A tutti il Cardinale rivolge il suo invito a vivere “il tempo privilegiato” che ci è dato con l’Avvento, attraverso gesti concreti e una conversione del cuore. Quel «cuore che magari, in modo confuso e ribelle, come talvolta vediamo nell’uomo postmoderno, è sempre in attesa di qualcosa, o meglio di Qualcuno». Da qui – nota l’Arcivescovo –, l’insegnamento che, se la prima attività umana è il ricevere, un simile stile deve animare l’intera esistenza. E l’Avvento «è appunto, il tempo dell’attesa di Uno in grado di rinnovare l’energia necessaria per il cammino della vita», sapendo di averla solo ricevuta e rendendo, così, sempre possibile il cambiamento.

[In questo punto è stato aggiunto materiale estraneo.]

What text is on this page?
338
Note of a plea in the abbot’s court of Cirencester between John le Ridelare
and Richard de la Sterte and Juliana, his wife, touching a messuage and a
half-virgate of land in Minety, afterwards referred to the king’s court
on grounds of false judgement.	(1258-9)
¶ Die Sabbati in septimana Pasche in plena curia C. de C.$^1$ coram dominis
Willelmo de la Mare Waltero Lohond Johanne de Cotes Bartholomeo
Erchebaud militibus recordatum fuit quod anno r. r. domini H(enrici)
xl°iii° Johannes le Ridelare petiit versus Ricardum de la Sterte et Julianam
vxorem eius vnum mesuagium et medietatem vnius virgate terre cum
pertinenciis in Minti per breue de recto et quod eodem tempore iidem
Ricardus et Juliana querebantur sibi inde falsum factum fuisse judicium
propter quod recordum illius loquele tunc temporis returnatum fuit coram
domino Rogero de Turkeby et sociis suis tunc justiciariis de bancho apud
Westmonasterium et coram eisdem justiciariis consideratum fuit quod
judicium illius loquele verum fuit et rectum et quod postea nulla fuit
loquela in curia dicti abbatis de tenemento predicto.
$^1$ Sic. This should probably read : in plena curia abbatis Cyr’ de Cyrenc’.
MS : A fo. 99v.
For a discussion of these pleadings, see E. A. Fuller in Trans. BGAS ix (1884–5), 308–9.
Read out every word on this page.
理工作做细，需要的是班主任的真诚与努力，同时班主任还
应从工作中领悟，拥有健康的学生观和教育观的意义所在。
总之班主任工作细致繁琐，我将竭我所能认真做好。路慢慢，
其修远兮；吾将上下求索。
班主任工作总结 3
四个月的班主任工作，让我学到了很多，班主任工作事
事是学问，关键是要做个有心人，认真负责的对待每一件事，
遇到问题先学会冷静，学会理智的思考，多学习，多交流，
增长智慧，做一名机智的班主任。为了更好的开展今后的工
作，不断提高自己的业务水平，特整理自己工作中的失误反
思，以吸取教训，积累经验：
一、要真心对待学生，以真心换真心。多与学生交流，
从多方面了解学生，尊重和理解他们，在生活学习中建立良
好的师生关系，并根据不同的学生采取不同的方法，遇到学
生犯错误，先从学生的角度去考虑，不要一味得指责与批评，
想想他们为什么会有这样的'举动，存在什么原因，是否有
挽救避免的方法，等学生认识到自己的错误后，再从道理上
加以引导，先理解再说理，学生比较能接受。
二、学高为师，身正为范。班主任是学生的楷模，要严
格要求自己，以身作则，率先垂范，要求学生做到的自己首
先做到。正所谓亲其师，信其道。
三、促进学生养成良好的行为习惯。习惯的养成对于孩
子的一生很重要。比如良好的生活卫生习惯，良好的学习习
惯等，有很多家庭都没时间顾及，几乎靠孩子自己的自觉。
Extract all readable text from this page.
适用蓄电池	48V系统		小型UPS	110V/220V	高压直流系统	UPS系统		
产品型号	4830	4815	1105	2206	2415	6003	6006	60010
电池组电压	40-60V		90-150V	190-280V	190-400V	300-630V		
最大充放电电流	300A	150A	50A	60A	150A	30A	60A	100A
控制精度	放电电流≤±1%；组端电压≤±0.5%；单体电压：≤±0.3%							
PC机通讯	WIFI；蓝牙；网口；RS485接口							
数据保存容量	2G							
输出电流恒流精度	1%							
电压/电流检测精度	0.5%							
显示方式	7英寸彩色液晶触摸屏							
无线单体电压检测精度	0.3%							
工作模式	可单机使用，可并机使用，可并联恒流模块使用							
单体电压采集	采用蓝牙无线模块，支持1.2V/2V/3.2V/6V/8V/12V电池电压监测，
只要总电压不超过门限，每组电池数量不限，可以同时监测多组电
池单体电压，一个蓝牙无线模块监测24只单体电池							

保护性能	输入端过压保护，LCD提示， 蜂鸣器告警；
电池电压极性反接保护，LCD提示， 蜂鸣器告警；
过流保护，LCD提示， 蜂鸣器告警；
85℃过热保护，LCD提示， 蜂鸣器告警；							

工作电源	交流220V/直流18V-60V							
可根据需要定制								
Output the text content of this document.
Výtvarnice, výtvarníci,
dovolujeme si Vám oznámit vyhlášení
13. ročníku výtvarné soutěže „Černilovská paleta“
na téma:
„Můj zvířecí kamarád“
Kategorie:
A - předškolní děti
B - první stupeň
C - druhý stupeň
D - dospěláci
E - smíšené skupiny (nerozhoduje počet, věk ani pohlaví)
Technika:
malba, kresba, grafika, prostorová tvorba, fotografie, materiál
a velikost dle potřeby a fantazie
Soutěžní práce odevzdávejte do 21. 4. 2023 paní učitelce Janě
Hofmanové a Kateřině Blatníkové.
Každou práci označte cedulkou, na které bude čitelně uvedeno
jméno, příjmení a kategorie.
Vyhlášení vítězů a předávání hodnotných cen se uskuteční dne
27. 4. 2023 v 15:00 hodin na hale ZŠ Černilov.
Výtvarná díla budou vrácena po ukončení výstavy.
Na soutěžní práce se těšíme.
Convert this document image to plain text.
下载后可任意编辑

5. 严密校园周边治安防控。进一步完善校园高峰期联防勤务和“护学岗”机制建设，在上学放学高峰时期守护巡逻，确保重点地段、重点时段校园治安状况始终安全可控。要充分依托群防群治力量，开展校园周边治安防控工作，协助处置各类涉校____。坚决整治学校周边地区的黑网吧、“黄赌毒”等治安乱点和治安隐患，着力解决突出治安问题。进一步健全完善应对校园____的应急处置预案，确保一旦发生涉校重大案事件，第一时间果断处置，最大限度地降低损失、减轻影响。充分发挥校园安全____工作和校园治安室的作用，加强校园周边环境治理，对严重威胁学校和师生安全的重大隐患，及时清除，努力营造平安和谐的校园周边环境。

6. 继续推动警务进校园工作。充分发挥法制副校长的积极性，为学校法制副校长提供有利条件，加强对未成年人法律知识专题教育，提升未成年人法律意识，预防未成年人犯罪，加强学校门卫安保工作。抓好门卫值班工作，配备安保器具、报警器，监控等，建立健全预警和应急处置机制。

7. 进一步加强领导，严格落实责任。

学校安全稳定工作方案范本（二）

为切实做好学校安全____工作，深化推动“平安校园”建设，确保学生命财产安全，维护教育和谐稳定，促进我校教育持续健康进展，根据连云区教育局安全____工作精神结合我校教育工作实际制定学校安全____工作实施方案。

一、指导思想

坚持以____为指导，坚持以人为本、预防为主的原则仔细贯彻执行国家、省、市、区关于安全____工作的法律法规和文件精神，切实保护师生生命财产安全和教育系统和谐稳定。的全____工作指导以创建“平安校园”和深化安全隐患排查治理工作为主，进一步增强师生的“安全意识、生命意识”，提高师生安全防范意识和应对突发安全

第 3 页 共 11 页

«La venuta del Messia ci mette in grado di guardare ogni circostanza, ogni rapporto, ogni situazione come una via verso la riuscita dell’io che è la santità. Anche quando le nostre giornate sono appesantite da difficoltà e contraddizioni, interiori ed esteriori, che sembrano rodere le nostre forze e spegnere le nostre attese, il Signore che viene porta con sé la gioia, rendendo possibile la pace», spiega l’Arcivescovo.
Non a caso, la Parola di Dio scende su Giovanni Battista, nel deserto, come si legge nella pagina dal Vangelo di Luca, con un’indicazione molto preziosa anche noi cristiani per il terzo millennio: «Non sono pochi, infatti, a descrivere l’odierno contesto sociale, economico, politico, culturale e religioso con il termine di desertificazione. Ma Dio continua a spargere buon seme e lo fa senza temere il confronto con la zizzania che portiamo nel cuore e che tende a generare strutture di dipendenza, di peccato, di corruzione. Sono molti, infatti, anche nelle nostre terre, i segni di vita buona, da cui è possibile ricominciare. Accettiamo l’invito del Battista a “fare frutti di conversione”, praticando la “giustizia operosa”». Quella espressione di giustizia che, sempre nelle parole del Battista, chiede la necessità della condivisione. E sottolinea, allora, il Cardinale: «Questo è un forte richiamo al principio di solidarietà, fondamento più che mai decisivo di autentica amicizia civica, oltremodo esigita in una società plurale come la nostra. Impegniamoci di persona, con l’avvicinarsi del Natale, a quella forma semplice ma potente di solidarietà, di giustizia operosa che è l’ospitalità. Le tante opere religiose e civili di condivisione del bisogno offrono nelle nostre terre molte occasioni di ospitalità che sono alla portata di ciascuno di noi». Un “fare frutti di giustizia”, come scrive san Paolo ai Romani, che fa riferimento alla “solidarietà gratuita” secondo lo stile di Cristo, cui il cristiano deve sempre tendere. «Solo un tale stile può sconfiggere una delle piaghe più purulenti che affligge ognuno di noi, il narcisismo, questa incoercibile spinta ad autoaffermarsi, a occupare sempre tutta la scena relegando gli altri ad evanescenti comparse». Con quel credersi onnipotenti che è attualmente sentimento diffuso a ogni livello e di fronte al quale nasce «un quarto decisivo insegnamento: invocare la misericordia di fronte al nostro limite e al nostro peccato, perché tutti gli uomini sono chiamati a diventare Figli del Regno», titolo della II Domenica dell’Avvento ambrosiano.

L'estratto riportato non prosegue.